Bir anlamda playofflarda da benzer durumların hep olacağı artık kafalarda.Fenerbahçe gol bulsa da kaçıracak,önde olsa da geri çekilecek ve belki de koparamadığı bir maçın sıkıntısını yaşayacaktır.O halde dün Fenerbahçe’yi hiç kontraataktan gol atarken hatırlıyor musun sorusunun asıl soruluş şekli Fenerbahçe’nin %55-60 arası topa sahip olduğu dönemde hızlı oynuyor mu sorusuna çevrilmesi Fenerbahçe’nin ilacı olacaktır.Umarız bunun yanıtı için çaba gösterilir takvimler Mart’ı bulmadan.Yoksa Semih,Bienvenu,Sow,Guiza,Niang..Hepsi sadece birbirleri ile karşı karşıya gelirler kıyasta.
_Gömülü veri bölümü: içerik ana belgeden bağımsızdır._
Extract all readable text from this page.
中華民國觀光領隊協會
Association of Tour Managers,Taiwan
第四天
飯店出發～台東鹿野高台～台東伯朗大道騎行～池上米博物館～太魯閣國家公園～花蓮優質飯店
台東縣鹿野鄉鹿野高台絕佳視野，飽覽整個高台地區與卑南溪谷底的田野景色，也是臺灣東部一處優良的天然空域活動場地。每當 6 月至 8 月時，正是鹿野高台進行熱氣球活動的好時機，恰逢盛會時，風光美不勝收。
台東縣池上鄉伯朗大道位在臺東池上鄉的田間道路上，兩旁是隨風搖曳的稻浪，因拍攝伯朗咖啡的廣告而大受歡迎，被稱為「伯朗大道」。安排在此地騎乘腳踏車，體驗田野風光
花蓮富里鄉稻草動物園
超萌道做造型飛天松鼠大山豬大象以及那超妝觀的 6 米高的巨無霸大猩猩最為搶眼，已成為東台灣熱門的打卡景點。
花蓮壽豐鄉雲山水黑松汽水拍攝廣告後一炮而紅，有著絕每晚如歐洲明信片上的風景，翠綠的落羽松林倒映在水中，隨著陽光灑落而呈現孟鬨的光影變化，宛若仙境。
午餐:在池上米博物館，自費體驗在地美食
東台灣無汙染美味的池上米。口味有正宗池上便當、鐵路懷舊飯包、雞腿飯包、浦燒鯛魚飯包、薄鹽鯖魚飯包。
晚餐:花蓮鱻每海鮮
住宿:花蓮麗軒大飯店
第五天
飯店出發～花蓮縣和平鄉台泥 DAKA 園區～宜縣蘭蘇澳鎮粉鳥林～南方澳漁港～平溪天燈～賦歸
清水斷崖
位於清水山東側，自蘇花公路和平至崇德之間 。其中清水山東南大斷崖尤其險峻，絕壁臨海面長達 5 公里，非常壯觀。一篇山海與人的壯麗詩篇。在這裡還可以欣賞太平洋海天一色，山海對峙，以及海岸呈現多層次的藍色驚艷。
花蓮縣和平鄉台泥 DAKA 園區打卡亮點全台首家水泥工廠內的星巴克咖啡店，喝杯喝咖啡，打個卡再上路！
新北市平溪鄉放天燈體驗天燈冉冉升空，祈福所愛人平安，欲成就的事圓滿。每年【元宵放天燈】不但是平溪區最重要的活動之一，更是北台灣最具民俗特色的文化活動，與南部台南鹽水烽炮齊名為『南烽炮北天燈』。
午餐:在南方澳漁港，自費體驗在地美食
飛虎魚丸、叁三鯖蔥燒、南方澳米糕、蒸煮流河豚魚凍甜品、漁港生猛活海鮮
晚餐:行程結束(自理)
Ve Fenerbahçe Nisan’a Mayıs’a yol alırken biraz daha Serdar,biraz daha Mehmet,dinlenme sonrasında biraz daha Gökhan demek zorunda.
Yine de derbi sonucundan çok çok soru işareti bırakan iç saha maçlarının tek tek kayıpsız atlatılması önemli idi.Bu atlatıldı.Böyle olunca dışarıda bazen çok üzüntü veren sonuçlar seneye özel durumun da etkisi ile çok kolay atlatılıyor.Bu da Fenerbahçe nin kazancı.
Avrupa’ya gidemeyişin aslında gönderilmeyiş olmasının daha bir isyankarlığa dönüşü kolaylaştırdığı taraftar açısından bir derbi de 14 Şubat’ta.Fenerbahçe ordan da istediği havayı yakalayıp çıkarsa kimsenin unutamayacağı bir üç ay geçirecektir ki,Kadıköy’e bahar zaten şampiyonluk dönemlerinde başka gelirdi...Bu sefer ki çok daha başka olur.